Der Begriff ist ausser Mode, die Idee dahinter aktuell
«Schwester Vreni, ich glaub, der Hensli hat die Pest.» Vreni, Nonne im Kloster Klingental, rafft ihr langes Gewand und steht vom Kräuterbeet auf. Seit Wochen hört man in der Stadt von einer Krankheit, die von Süden kommt und an der die Menschen in Scharen sterben. – Die Szene schildert den Alltag im 14. Jahrhundert und steht stellvertretend für die neue Stadtkunde: Im Beispiel vereinen sich aktuelle wissenschaftliche Erkenntnisse mit lebensnahen Dialogen, die an bekannten Orten in der Stadt stattfinden und so etwa das Mittelalter lebendig werden lassen.

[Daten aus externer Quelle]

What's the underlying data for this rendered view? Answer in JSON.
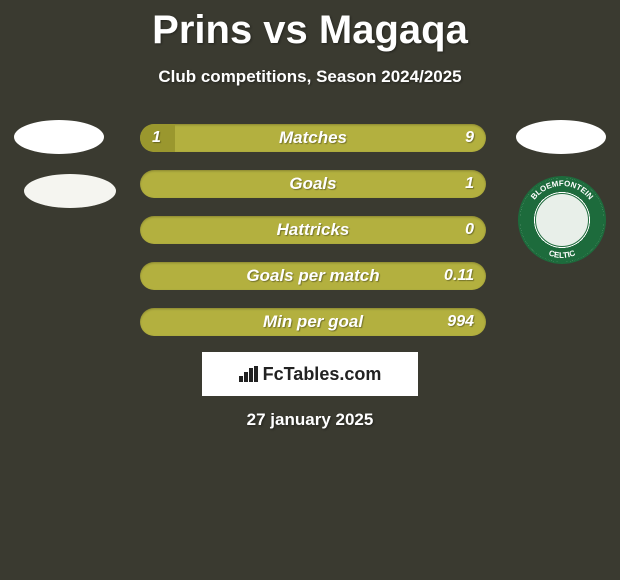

2013 löste «stadtkunde online» den alten Heimatkundeordner ab, nun steht der nächste Entwicklungsschritt an. Wieso wird das Lehrmittel überhaupt überarbeitet? «Einerseits passen gewisse Aufgaben nicht mehr zum aktuell gültigen Lehrplan, andererseits ergab eine Umfrage bei Lehrpersonen und Fachleuten, dass gerade die Online-Version deutlich übersichtlicher und benutzerfreundlicher werden sollte», sagt Historikerin Alexandra Binnenkade, die als Fachexpertin am Pädagogischen Zentrum PZ.BS die inhaltliche Überarbeitung leitet. Im Zuge dieser Überarbeitung verliert die Stadtkunde ihren Zusatz «online», denn dass ein Lehrmittel im Internet präsent ist, scheint im Jahr 2022 selbstverständlich.
Von Lehrpersonen und Fachleuten entwickelt
Vor rund eineinhalb Jahren machte sich ein Team von fünf Lehrpersonen mitsamt einer Begleitgruppe an die Arbeit und überlegte, wie die Stadtkunde so weiterentwickelt werden könnte, dass sie Lernen an und in der Stadt ermöglicht und dabei analoge und digitale Aufgaben kombiniert – vom geologischen Modellbau im Sandkasten bis zur Arbeit mit übereinandergelegten digitalen historischen Karten.
«Wir arbeiten im Team, immer zu zweit pro Kapitel, und suchen Synergien über die Zyklen hinweg» schildert Binnenkade das Vorgehen. Die überarbeitete Stadtkunde werde auch ermöglichen, dass Schülerinnen und Schüler sich auf Spurensuche begeben und danach ihre Funde ins grössere Ganze einordnen können. «Dazu dienen Lernpfade, die das Vor- und Nachbereiten von Exkursionen unterstützen.» Bei der Arbeit profitiert das Entwicklungsteam sowohl von Lehrpersonen, die Aufgaben mit ihrer Klasse erproben, als auch von der Zusammenarbeit mit Fachleuten, etwa von der Stadtgeschichte Basel, der Denkmalpflege oder dem Staatsarchiv.
Mit einem «Spickzettel» auf Exkursion
Die mobile Version der Stadtkunde soll dabei wie ein Spickzettel für die Lehrpersonen funktionieren, sagt Binnenkade: «Man ist in der Stadt unterwegs, steht vor dem Münster und zückt das Smartphone – schon hat man alle Informationen zu den Gruppenaufträgen vor sich oder kann Hörtexte vor Ort abspielen lassen.» Damit die Webseite leicht und intuitiv zu bedienen ist, wird sie gemeinsam mit der Firma LerNetz erstellt, die breite Erfahrung beim Konzipieren von digitalen Lernmedien hat und auch «Heimatkunden» anderer Kantone überarbeitet.
Aber ist denn Heimatkunde nicht etwas antiquiert? «Der Begriff Heimatkunde ist ausser Mode, die Idee dahinter ist aber so aktuell wie eh und je», sagt Binnenkade. «Die Schülerinnen und Schüler schärfen ihren Blick und erleben das eigene Quartier und die Stadt auf neue Weise. Arbeiten mit der Stadtkunde erweitert nicht nur ihr Wissen um den persönlichen Lebensraum, sondern führt zu einer Auseinandersetzung mit der Stadt und vielleicht auch zu einer engeren Verbundenheit mit Basel.»